Eppure cosa possono essere ventidue minuti, secondo più o secondo meno, nella testa di un adolescente? Possono essere il tempo di un sogno, oppure il ricordo di uno sguardo. Difficilmente il tempo di un amplesso. Per Garrincha furono il tempo di un viaggio verso casa e di una attesa spasmodica che si rivelò veritiera. Passarono esattamente ventidue, ed il blocco plastico si rianimò.

“Ciao! Avevo il cellulare spento, è stato un pensiero dolcissimo, ci sent dopo :* ».

«Mi ama!!! No dai stai calmo, però sicuramente si innamora di me, non può resistermi. Le do tre mesi, massimo quattro. Certo saremmo proprio una bella coppia noi due. Si mi ci vedo anche nelle foto di famiglia, o al matrimonio, oddio sarebbe davvero bella, porco cazzo se non lo sarebbe!» Garrincha era partito. Aveva preso il volo, e non avrei potuto riportarlo a terra neanche volendolo.

«E ora? Oddio che le rispondo. Oddio le rispondo? Mi rimane solo un messaggio per oggi, come me lo gioco? Cazzo, cazzo, cazzo!!!!!»
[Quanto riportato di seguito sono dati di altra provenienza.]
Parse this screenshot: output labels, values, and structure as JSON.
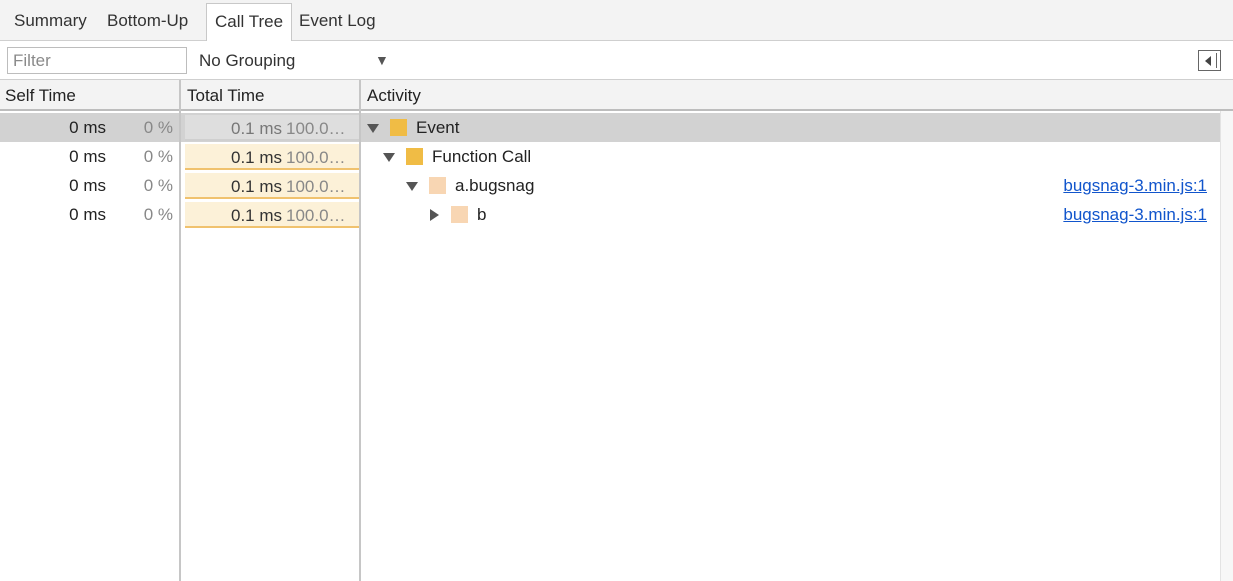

Mentre ragionava su quanti cazzo potesse racchiudere, almeno potenzialmente, una sua frase, si era avveduto che si trovava sopra al bus che aveva preso in maniera quasi automatica, mentre organizzava il suo matrimonio e relativa vita coniugale con la sua amata.

«Ma quando ci sono salito?» si chiese, mentre notò che più di una persona lo fissava.

«Vabbè, meglio farmi un pò i cazzi miei fino a casa, così loro si fanno i loro» si disse.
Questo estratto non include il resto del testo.